MdL Franz Bergmüller, erfahrener Wirtschaftspolitiker und Landtagsabgeordneter der bayerischen AfD-Fraktion, zu aktuellen Themen aus Region, Land, Bund und international:
Schöne Worte reichen nicht aus
Schöne Worte allein helfen nicht weiter. Selbst die im Koalitionsvertrag vereinbarte Wochenarbeitszeit wurde bislang nicht umgesetzt. Die SPD und auch der Arbeitnehmerflügel der CDU werden diese notwendigen Maßnahmen weiterhin blockieren oder verwässern. Deutschland braucht eine echte Aufbruchstimmung. Diese kann die Union bei diesen zentralen Themen nur gemeinsam mit der AfD und ihrem klaren Reformprogramm verwirklichen.
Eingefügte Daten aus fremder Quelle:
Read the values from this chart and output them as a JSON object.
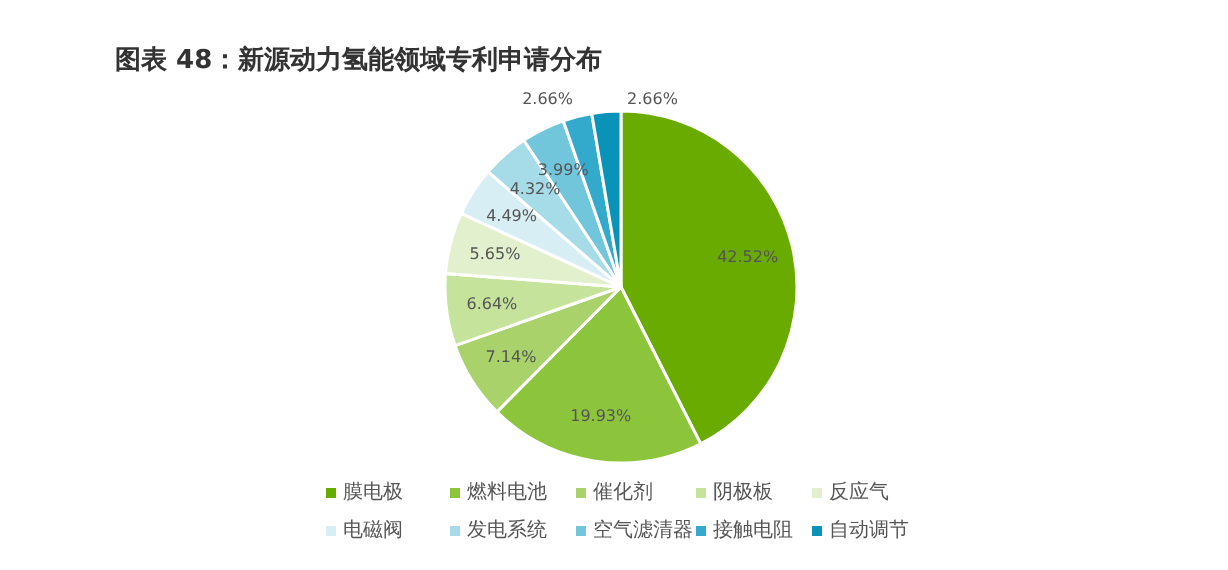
{
  "chart_data": {
    "type": "pie",
    "title": "图表 48：新源动力氢能领域专利申请分布",
    "categories": [
      "膜电极",
      "燃料电池",
      "催化剂",
      "阴极板",
      "反应气",
      "电磁阀",
      "发电系统",
      "空气滤清器",
      "接触电阻",
      "自动调节"
    ],
    "values": [
      42.52,
      19.93,
      7.14,
      6.64,
      5.65,
      4.49,
      4.32,
      3.99,
      2.66,
      2.66
    ],
    "value_labels": [
      "42.52%",
      "19.93%",
      "7.14%",
      "6.64%",
      "5.65%",
      "4.49%",
      "4.32%",
      "3.99%",
      "2.66%",
      "2.66%"
    ],
    "colors": [
      "#6aab00",
      "#8cc43c",
      "#a9d36a",
      "#c6e39b",
      "#e3f0cd",
      "#d6eef4",
      "#a6dbe8",
      "#72c6dc",
      "#33aacb",
      "#0a93b8"
    ],
    "legend": "bottom"
  }
}
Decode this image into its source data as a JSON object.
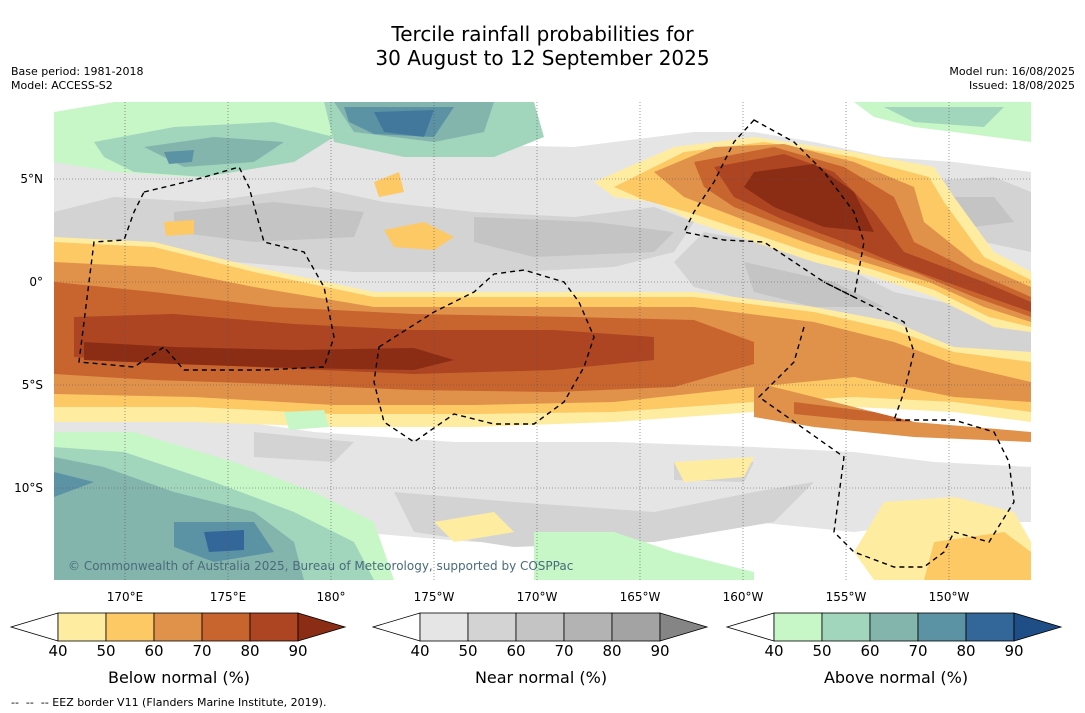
{
  "title": {
    "line1": "Tercile rainfall probabilities for",
    "line2": "30 August to 12 September 2025"
  },
  "meta_left": {
    "base_period": "Base period: 1981-2018",
    "model": "Model: ACCESS-S2"
  },
  "meta_right": {
    "model_run": "Model run: 16/08/2025",
    "issued": "Issued: 18/08/2025"
  },
  "map": {
    "lat_labels": [
      "5°N",
      "0°",
      "5°S",
      "10°S"
    ],
    "lon_labels": [
      "170°E",
      "175°E",
      "180°",
      "175°W",
      "170°W",
      "165°W",
      "160°W",
      "155°W",
      "150°W"
    ],
    "copyright": "© Commonwealth of Australia 2025, Bureau of Meteorology, supported by COSPPac"
  },
  "colorbars": [
    {
      "title": "Below normal (%)",
      "ticks": [
        "40",
        "50",
        "60",
        "70",
        "80",
        "90"
      ],
      "colors": [
        "#ffffff",
        "#feeda1",
        "#fdc965",
        "#e0924a",
        "#c8652f",
        "#ad4422",
        "#8b2d14"
      ]
    },
    {
      "title": "Near normal (%)",
      "ticks": [
        "40",
        "50",
        "60",
        "70",
        "80",
        "90"
      ],
      "colors": [
        "#ffffff",
        "#e5e5e5",
        "#d3d3d3",
        "#c4c4c4",
        "#b3b3b3",
        "#a3a3a3",
        "#858585"
      ]
    },
    {
      "title": "Above normal (%)",
      "ticks": [
        "40",
        "50",
        "60",
        "70",
        "80",
        "90"
      ],
      "colors": [
        "#ffffff",
        "#c7f7c7",
        "#a1d6bd",
        "#84b5ad",
        "#5b93a4",
        "#336699",
        "#1f4e86"
      ]
    }
  ],
  "footer": "--  --  -- EEZ border V11 (Flanders Marine Institute, 2019)."
}
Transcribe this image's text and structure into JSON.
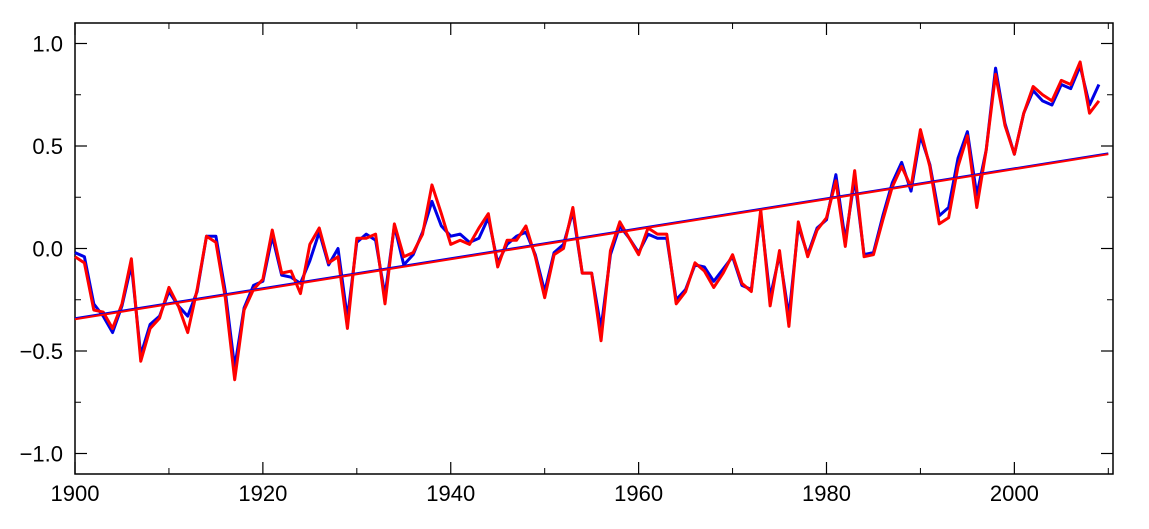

Umfrage: Wie bewerten Sie die Forderung der CSU nach einem Wiedereinstieg in die Atomenergie?
Die CSU trägt eine wesentliche Mitverantwortung für den Ausstieg aus der Kernenergie und damit für die Vernichtung wertvoller energetischer Ressourcen. Die AfD hat dem entschieden widersprochen. Unter meiner Führung als Arbeitskreisleiter im Bayerischen Landtag von 2018 bis 2023 wurden insgesamt 36 Anträge gegen den Atomausstieg eingebracht. Darunter befanden sich auch konkrete Forschungsinitiativen mit dem Ziel, die deutsche Atomforschung – in der wir einst weltweit führend waren – wiederzubeleben. Ein besonderer Fokus lag dabei auf dem Dual-Fluid-Reaktor, einer vielversprechenden Technologie, die vorhandenen Atommüll weiterverwerten kann und die Halbwertszeit der verbleibenden Abfälle auf etwa 300 Jahre reduziert. Die AfD steht für einen ausgewogenen Energiemix, der Versorgungssicherheit und Bezahlbarkeit gewährleistet. Eine stabile Stromversorgung setzt zwingend Grundlastfähigkeit voraus. Diese kann nur durch leistungsfähige Großkraftwerke sichergestellt werden – insbesondere in der Wasser-, Kern-, Gas- und Kohlekraft. Bereits heute werden die Bürger mit Milliardensummen für Netzstabilisierung und zusätzliche Abgaben belastet. Ursache hierfür ist die Volatilität von Wind- und Photovoltaikanlagen, die ohne grundlastfähige Kraftwerke nicht mit vertretbarem technischem und wirtschaftlichem Aufwand in ein stabiles Energiesystem integrierbar sind. Eine ideologiegetriebene Energiepolitik geht somit zulasten von Wohlstand, Wettbewerbsfähigkeit und Versorgungssicherheit.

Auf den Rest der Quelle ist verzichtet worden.